辜泠泽说出这句话来时,才感觉到自己究竟有多无能。
他平日里再怎么呼风唤雨,如今自己孩子的性命却要系再另一个男人身上。
苍萘萘用手扳开他的手,面无表情钻进了被子里,摸着自己的肚子。
没有实感。
完全没有实感。
她能保护好ta吗?
她可以让ta光明正大地活着吗?
如果哪天辜泠泽不要她了,她会不会也像自己妈妈一样,迫切地想要将拖油瓶给扔掉?
她不知道,她的顾虑太多了。
突然,她感觉一双手臂把自己拥住了。
“萘萘,我向你保证,江城一定不会有事的。所以也给我们的孩子一线生机,好不好?”
“没有……这件事和他没有关系。

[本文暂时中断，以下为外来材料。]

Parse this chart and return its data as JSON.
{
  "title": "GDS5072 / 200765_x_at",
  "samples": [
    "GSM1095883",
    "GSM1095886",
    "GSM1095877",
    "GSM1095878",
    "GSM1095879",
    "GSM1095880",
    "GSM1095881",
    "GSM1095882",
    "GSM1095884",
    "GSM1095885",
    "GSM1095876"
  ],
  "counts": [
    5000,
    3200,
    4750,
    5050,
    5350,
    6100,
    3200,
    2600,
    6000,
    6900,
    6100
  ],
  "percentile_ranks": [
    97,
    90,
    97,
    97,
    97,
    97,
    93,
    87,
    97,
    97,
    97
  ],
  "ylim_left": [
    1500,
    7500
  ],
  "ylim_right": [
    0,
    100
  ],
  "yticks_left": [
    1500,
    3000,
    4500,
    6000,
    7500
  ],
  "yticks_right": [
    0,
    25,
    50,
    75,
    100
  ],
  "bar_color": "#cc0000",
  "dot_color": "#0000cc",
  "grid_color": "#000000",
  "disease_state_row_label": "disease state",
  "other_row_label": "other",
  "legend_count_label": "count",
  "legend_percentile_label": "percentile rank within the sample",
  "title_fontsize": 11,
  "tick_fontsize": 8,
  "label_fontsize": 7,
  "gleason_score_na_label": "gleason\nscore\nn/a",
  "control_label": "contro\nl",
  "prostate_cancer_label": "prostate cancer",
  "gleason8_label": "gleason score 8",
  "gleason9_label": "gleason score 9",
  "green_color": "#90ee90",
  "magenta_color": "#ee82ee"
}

”苍萘萘轻声说道,然后她缓缓地从被子里钻了出来,“如果我的条件是,孩子和你无关呢?”
辜泠泽不答。
他现在唯一能想到的办法,竟然是拖。
拖到她松口为止。
下午,辜泠泽就帮苍萘萘办理了出院手续。
刚一回到西京,就一群妇产,胎教之类的专家迎了上来,小心翼翼地伺候着苍萘萘,结果被她一句不喜欢周围的人太多,给全部轰走。
“才两三个月而已,没必要弄那么夸张。”
苍萘萘到现在都还觉得是哪里搞错了。
“我看到说两三个月才是胎儿最小气的时候,一点也委屈不得。”
辜泠泽让人吧家里全部都铺地毛茸茸的,连边边角角都没有放过,大冬天的看着自然是又温暖又舒服,最重要的是万一苍萘萘不小心磕着碰着了,也不会摔得太重。
“你看我参加节目,爬坡上坎的都没事。”
苍萘萘想让他别那么挂心,可辜泠泽却是长长地叹了口气,拉过她的手道,“都是我混账!”
她在节目上摸爬滚打的时候,他管的是她有没有和别的男人眉目传情。
她有危险的时候,他也并非第一个赶到,反倒因为心里的醋意差点就延误了带她走的时机。
甚至她那次因为他年少轻狂的荒唐事,被人绑架了,他都还在南欧的夜总会里,看着那些龌龊的表演。
“没事了,我现在不是很好吗?”
苍萘萘实在不想看他深情的模样,她怕自己坚不可摧那颗心始终会动摇。
所以,有时候,她看着他发脾气,比看着他对自己好,更加心安理得。
苍萘萘收回手,整理了一下自己的衣着,便准备出门。
“你要去看江城?”
辜泠泽猜出了她的想法。
苍萘萘点了点头,心里等着他说不同意。
可是他说不同意又怎么样?她没办法对江城放任不管。
就像是,无论她出了任何事,江城都无法放任不管一样。这种感情并没有多复杂,说白了,是自保。
“明天再去吧,今天太晚了。”
苍萘萘摇了摇头,“我想去看看,我有没有什么办法能够让他快点好起来。”
“那我陪你。”
苍萘萘没想到辜泠泽可以妥协到这个份上,于是也没再过分地要求什么。
***
西京东王医院。
整个西京屈指可数的名流医院,整个医院的保密几乎做得滴水不漏,所以江城在普通医院做了伤势处理以后,就被马上转院到了这里。
媒体们已经收到了江城受伤的消息,可是却没有一个人能够进医院证实。